Según Gottman, las críticas destructivas son una incipiente señal de alarma que indica que el matrimonio se halla en peligro. En un matrimonio emocional mente sano, tanto la esposa como el marido se sienten lo suficientemente libres como para formular abiertamente sus quejas. Pero suele ocurrir que, en medio del fragor del enfado, las quejas se formulen de un modo destructivo, bajo la foma de un ataque en toda regla contra el carácter del cónyuge. Pamela y Tom, por ejemplo, quedaron a una hora concreta frente a la estafeta de correos para ir al cine y, seguidamente, Pamela se dirigió con su hija a una zapatería mientras su marido iba a echar un vistazo a la librería. Pero a la hora convenida Tom todavía no había aparecido. «¿Dónde se habrá metido? La película empieza dentro de diez minutos —se quejó Pamela a su hija—. Si alguien sabe cómo estropear algo, ése es tu padre.» y cuando Tom apareció diez minutos después, contento por haberse encontrado con un viejo amigo y excusándose por el retraso, Pamela le espetó sarcásticamente: «muy bien; ya tendremos ocasión de discutir tu sorprendente habilidad para echar al traste todos los planes. Eres un egoísta y un desconsiderado».

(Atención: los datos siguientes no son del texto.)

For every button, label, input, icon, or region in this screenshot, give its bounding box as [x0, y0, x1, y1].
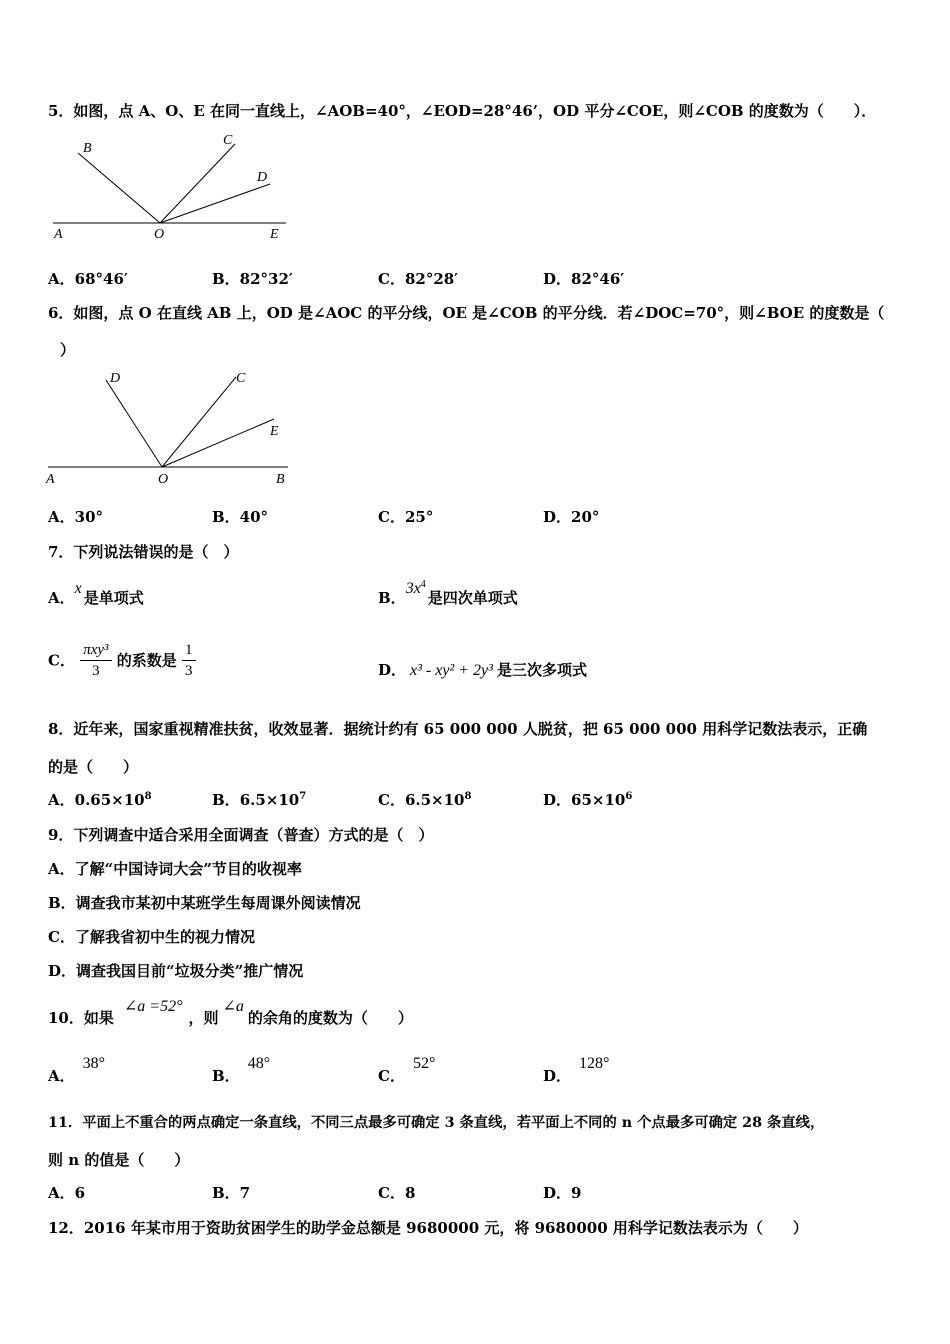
q8-stem-end: 的是（ ）	[48, 758, 139, 776]
q8-option-d: D．$65\times 10^6$	[543, 791, 633, 809]
q6-label-b: B	[276, 472, 285, 487]
q6-label-e: E	[270, 424, 279, 439]
q5-label-e: E	[270, 227, 279, 242]
q6-option-c: C．25°	[378, 508, 434, 526]
q10-option-a: A．38°	[48, 1055, 106, 1085]
q5-stem: 5．如图，点 A、O、E 在同一直线上，∠AOB=40°，∠EOD=28°46’，OD 平分∠COE，则∠COB 的度数为（ ）．	[48, 102, 877, 120]
q7-stem: 7．下列说法错误的是（ ）	[48, 543, 239, 561]
q5-label-b: B	[83, 141, 92, 156]
q11-stem-end: 则 n 的值是（ ）	[48, 1151, 190, 1169]
q5-label-a: A	[54, 227, 63, 242]
q5-option-c: C．82°28′	[378, 270, 459, 288]
q8-option-b: B．$6.5\times 10^7$	[212, 791, 307, 809]
q6-label-a: A	[46, 472, 55, 487]
q7-c-coef-fraction: $\frac{1}{3}$	[182, 640, 196, 681]
q11-stem: 11．平面上不重合的两点确定一条直线，不同三点最多可确定 3 条直线，若平面上不同的 n 个点最多可确定 28 条直线，	[48, 1115, 825, 1131]
q5-label-c: C	[223, 133, 233, 148]
q9-stem: 9．下列调查中适合采用全面调查（普查）方式的是（ ）	[48, 826, 434, 844]
q5-option-b: B．82°32′	[212, 270, 293, 288]
q10-option-c: C．52°	[378, 1055, 436, 1085]
q6-label-c: C	[236, 371, 246, 386]
q6-option-b: B．40°	[212, 508, 269, 526]
q5-figure	[48, 128, 293, 243]
q6-option-a: A．30°	[48, 508, 104, 526]
q10-option-b: B．48°	[212, 1055, 271, 1085]
q7-option-c: C． $\frac{\text{πxy³}}{3}$ 的系数是 $\frac{1}{3}$	[48, 640, 196, 681]
q7-option-b: B．$3x^4$是四次单项式	[378, 579, 518, 607]
q5-label-d: D	[257, 170, 268, 185]
q9-option-c: C．了解我省初中生的视力情况	[48, 928, 255, 946]
q9-option-a: A．了解“中国诗词大会”节目的收视率	[48, 860, 302, 878]
q9-option-d: D．调查我国目前“垃圾分类”推广情况	[48, 962, 304, 980]
q10-stem: 10．如果∠a =52°，则∠a的余角的度数为（ ）	[48, 998, 413, 1027]
q9-option-b: B．调查我市某初中某班学生每周课外阅读情况	[48, 894, 361, 912]
q7-option-d: D． x³ - xy² + 2y³ 是三次多项式	[378, 661, 587, 679]
q10-option-d: D．128°	[543, 1055, 610, 1085]
q8-stem: 8．近年来，国家重视精准扶贫，收效显著．据统计约有 65 000 000 人脱贫，把 65 000 000 用科学记数法表示，正确	[48, 720, 868, 738]
q8-option-c: C．$6.5\times 10^8$	[378, 791, 472, 809]
q5-option-a: A．68°46′	[48, 270, 128, 288]
q5-option-d: D．82°46′	[543, 270, 625, 288]
q6-label-o: O	[158, 472, 169, 487]
q7-option-a: A．x是单项式	[48, 580, 144, 607]
q11-option-a: A．6	[48, 1184, 86, 1202]
q11-option-d: D．9	[543, 1184, 582, 1202]
q6-option-d: D．20°	[543, 508, 600, 526]
q11-option-b: B．7	[212, 1184, 251, 1202]
q6-stem-end: ）	[60, 341, 76, 359]
q8-option-a: A．$0.65\times 10^8$	[48, 791, 152, 809]
q6-stem: 6．如图，点 O 在直线 AB 上，OD 是∠AOC 的平分线，OE 是∠COB 的平分线．若∠DOC=70°，则∠BOE 的度数是（	[48, 304, 885, 322]
q5-label-o: O	[154, 227, 165, 242]
q12-stem: 12．2016 年某市用于资助贫困学生的助学金总额是 9680000 元，将 9680000 用科学记数法表示为（ ）	[48, 1219, 808, 1237]
q7-c-fraction: $\frac{\text{πxy³}}{3}$	[80, 640, 111, 681]
q6-figure	[44, 367, 292, 489]
q11-option-c: C．8	[378, 1184, 416, 1202]
q6-label-d: D	[110, 371, 121, 386]
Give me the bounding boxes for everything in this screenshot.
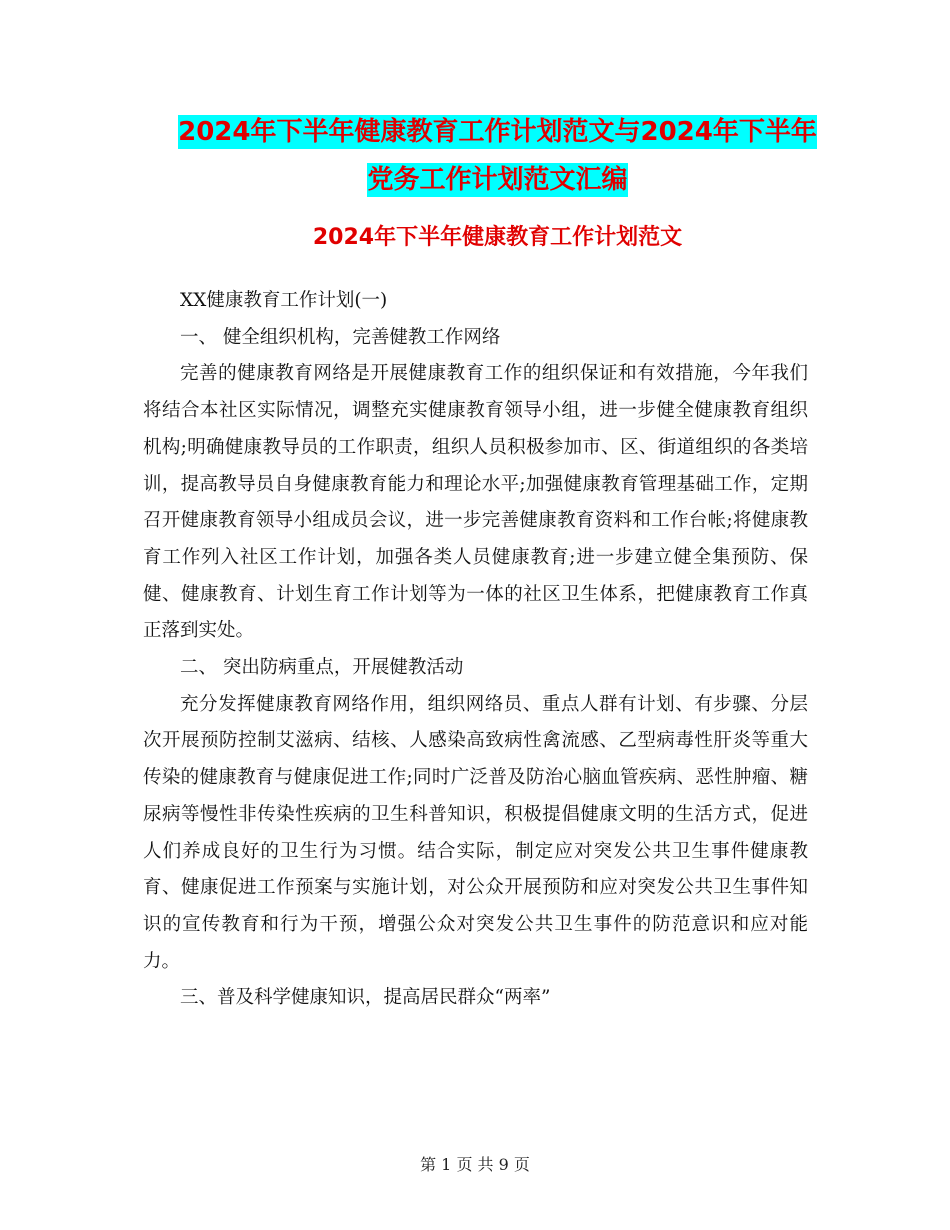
heading-2: 二、 突出防病重点，开展健教活动 (180, 657, 464, 679)
title-line-1: 2024年下半年健康教育工作计划范文与2024年下半年 (178, 117, 817, 147)
paragraph-2: 充分发挥健康教育网络作用，组织网络员、重点人群有计划、有步骤、分层次开展预防控制艾滋病、结核、人感染高致病性禽流感、乙型病毒性肝炎等重大传染的健康教育与健康促进工作;同时广泛普及防治心脑血管疾病、恶性肿瘤、糖尿病等慢性非传染性疾病的卫生科普知识，积极提倡健康文明的生活方式，促进人们养成良好的卫生行为习惯。结合实际，制定应对突发公共卫生事件健康教育、健康促进工作预案与实施计划，对公众开展预防和应对突发公共卫生事件知识的宣传教育和行为干预，增强公众对突发公共卫生事件的防范意识和应对能力。 (143, 693, 808, 972)
page-footer: 第 1 页 共 9 页 (420, 1155, 530, 1174)
plan-heading: XX健康教育工作计划(一) (180, 290, 388, 311)
heading-3: 三、普及科学健康知识，提高居民群众“两率” (180, 987, 551, 1009)
document-body (143, 283, 808, 1017)
heading-1: 一、 健全组织机构，完善健教工作网络 (180, 326, 501, 348)
title-line-2: 党务工作计划范文汇编 (367, 165, 628, 195)
section-title: 2024年下半年健康教育工作计划范文 (312, 225, 683, 250)
document-title (100, 108, 895, 204)
paragraph-1: 完善的健康教育网络是开展健康教育工作的组织保证和有效措施，今年我们将结合本社区实际情况，调整充实健康教育领导小组，进一步健全健康教育组织机构;明确健康教导员的工作职责，组织人员积极参加市、区、街道组织的各类培训，提高教导员自身健康教育能力和理论水平;加强健康教育管理基础工作，定期召开健康教育领导小组成员会议，进一步完善健康教育资料和工作台帐;将健康教育工作列入社区工作计划，加强各类人员健康教育;进一步建立健全集预防、保健、健康教育、计划生育工作计划等为一体的社区卫生体系，把健康教育工作真正落到实处。 (143, 363, 808, 642)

Pero este tipo de quejas es algo más que una simple protesta, es un verdadero atentado contra la personalidad del otro, una crítica dirigida al individuo y no a sus actos. Ante el intento de disculpa de Tom, Pamela le estigmatizó con los calificativos de «egoísta y desconsiderado». No es infrecuente que las parejas atraviesen por momentos similares, momentos en los que una queja sobre algo que el otro ha hecho se convierte en un ataque en toda regla contra la persona y no contra el hecho en cuestión.
Estas feroces críticas personales tienen un impacto emocional mucho más corrosivo que una queja razonada y tienden a producirse —quizá comprensiblemente— con mayor frecuencia cuando la esposa o el marido siente que sus quejas no son escuchadas ni tenidas en consideración.
La diferencia existente entre una queja y una crítica personal es evidente. En la queja, uno señala específicamente aquello que le molesta del otro miembro de la pareja y critica sus acciones —no su persona— expresándole cómo se siente. Por ejemplo, la frase «cuando olvidaste meter mi ropa en la lavadora sentí que te preocupabas muy poco de mi» no es beligerante ni pasiva sino una expresión asertiva que ilustra un grado de inteligencia emocional. Lo que ocurre en el caso de la crítica personal, en cambio, es que un miembro de la pareja se sirve de una demanda concreta para arremeter contra el otro («Siempre eres igual de egoísta e insensible. Esto me demuestra que no puedo confiar en que hagas nada bien»).
Este tipo de crítica deja a quien la recibe avergonzado, disgustado, ultrajado y humillado, y es muy probable que termine abocando a una reacción defensiva que no contribuya en nada a mejorar la situación.